Kotovice
Kotovice | ||||
---|---|---|---|---|
|
||||
Basic data | ||||
State : | Czech Republic | |||
Region : | Plzeňský kraj | |||
District : | Plzeň-jih | |||
Area : | 977 ha | |||
Geographic location : | 49 ° 40 ′ N , 13 ° 9 ′ E | |||
Height: | 368 m nm | |||
Residents : | 310 (Jan. 1, 2019) | |||
Postal code : | 333 01 | |||
structure | ||||
Status: | local community | |||
Districts: | 3 | |||
administration | ||||
Mayor : | Anna Seerová (as of 2006) | |||
Address: | Kotovice 22 333 01 Stod |
|||
Municipality number: | 540633 |
Kotovice (German Gottowitz , also Kottowitz ) is a municipality with about 320 inhabitants in the Okres Plzeň-jih in the Czech Republic .
geography
The village is located in western Bohemia in the Pilsen Basin at 368 m above sea level. M. in the depression of the Zálužský potok in the headwaters of a small tributary, four kilometers north of the town of Stod ( Staab ). The area is flat and there are hardly any forests. The cadastral area is 977 ha.
Neighboring towns are Nový in the north, Hoříkovice in the east, Chotěšov in the south-east, Stod in the south, Ves Touškov in the south-west and Záluží in the north-west.
history
The place was first mentioned in a document in 1272. Kotovice belonged to the possessions of the Chotěšov Monastery . After the Thirty Years' War the monastery brought German settlers to the deserted area. Until 1691 the village was parish to Tuschkau Dorf , then to Stod ( Staab ). The residents of Gottowitz lived from agriculture.
After the First World War , the region with the village of Gottowitz was added to the newly created Czechoslovakia in 1919 . Due to the Munich Agreement , the place came to the German Reich in 1938 and belonged to the district of Mies , administrative district of Eger , in the Reichsgau Sudetenland until 1945 . After the end of World War II , the German residents were expropriated and driven out .
Demographics
Until 1945 Gottowitz was mostly populated by German Bohemia , which were expelled.

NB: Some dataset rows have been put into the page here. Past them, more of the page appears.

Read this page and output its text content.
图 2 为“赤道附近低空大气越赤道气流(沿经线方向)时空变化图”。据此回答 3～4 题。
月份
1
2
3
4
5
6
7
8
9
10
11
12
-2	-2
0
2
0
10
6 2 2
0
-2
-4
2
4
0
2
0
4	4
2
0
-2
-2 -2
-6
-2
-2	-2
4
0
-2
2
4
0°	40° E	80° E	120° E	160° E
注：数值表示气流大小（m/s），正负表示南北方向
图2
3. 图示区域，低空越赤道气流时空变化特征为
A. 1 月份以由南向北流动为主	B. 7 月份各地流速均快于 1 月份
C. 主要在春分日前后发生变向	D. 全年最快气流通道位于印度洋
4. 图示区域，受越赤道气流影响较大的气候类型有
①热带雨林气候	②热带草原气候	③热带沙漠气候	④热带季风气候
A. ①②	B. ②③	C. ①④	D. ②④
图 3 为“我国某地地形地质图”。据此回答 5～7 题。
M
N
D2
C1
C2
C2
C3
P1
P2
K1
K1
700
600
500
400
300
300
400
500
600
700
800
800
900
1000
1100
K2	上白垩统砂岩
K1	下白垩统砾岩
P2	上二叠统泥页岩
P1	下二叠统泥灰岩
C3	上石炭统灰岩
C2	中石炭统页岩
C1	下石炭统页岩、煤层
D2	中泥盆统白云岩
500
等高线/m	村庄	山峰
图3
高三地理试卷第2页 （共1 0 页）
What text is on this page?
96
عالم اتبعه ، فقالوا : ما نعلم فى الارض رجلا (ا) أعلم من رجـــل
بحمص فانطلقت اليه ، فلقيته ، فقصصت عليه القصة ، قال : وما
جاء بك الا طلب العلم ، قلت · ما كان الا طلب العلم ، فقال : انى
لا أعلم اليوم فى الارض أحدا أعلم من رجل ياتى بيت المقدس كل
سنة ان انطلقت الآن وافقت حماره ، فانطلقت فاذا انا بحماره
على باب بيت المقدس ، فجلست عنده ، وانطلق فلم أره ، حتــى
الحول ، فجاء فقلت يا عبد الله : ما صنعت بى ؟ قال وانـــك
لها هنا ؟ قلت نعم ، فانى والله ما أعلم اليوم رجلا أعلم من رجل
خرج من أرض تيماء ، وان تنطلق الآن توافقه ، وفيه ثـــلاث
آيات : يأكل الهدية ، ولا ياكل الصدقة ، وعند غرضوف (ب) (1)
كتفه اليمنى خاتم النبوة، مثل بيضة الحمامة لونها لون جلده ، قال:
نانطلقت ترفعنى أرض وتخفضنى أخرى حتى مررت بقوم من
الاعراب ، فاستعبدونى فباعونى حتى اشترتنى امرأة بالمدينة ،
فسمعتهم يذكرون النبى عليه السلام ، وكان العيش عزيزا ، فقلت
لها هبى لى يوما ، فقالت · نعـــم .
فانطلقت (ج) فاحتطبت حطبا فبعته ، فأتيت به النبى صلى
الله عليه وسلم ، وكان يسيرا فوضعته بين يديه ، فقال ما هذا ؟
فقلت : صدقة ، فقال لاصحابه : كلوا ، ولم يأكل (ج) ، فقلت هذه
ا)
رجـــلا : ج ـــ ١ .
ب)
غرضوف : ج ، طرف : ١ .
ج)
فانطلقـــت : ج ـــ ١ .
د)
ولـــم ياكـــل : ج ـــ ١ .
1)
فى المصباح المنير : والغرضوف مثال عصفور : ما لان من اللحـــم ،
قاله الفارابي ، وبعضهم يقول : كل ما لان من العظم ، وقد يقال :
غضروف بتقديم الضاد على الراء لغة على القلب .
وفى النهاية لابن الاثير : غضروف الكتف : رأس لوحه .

year | Residents | Remarks |
---|---|---|
1837 | 156 | in 24 houses |
1930 | 253 | |
1939 | 223 |
Community structure
The districts Nový ( Nowy ) and Záluží ( Saluschen ) belong to the municipality of Kotovice .
Individual evidence
- ↑ Český statistický úřad - The population of the Czech municipalities as of January 1, 2019 (PDF; 7.4 MiB)
- ↑ Johann Gottfried Sommer : The Kingdom of Bohemia . Volume 6: Pilsner Kreis. Prague 1838, p. 116, paragraph 25 ( books.google.de ).
- ↑ a b Michael Rademacher: German administrative history from the unification of the empire in 1871 to the reunification in 1990. Mies district. (Online material for the dissertation, Osnabrück 2006).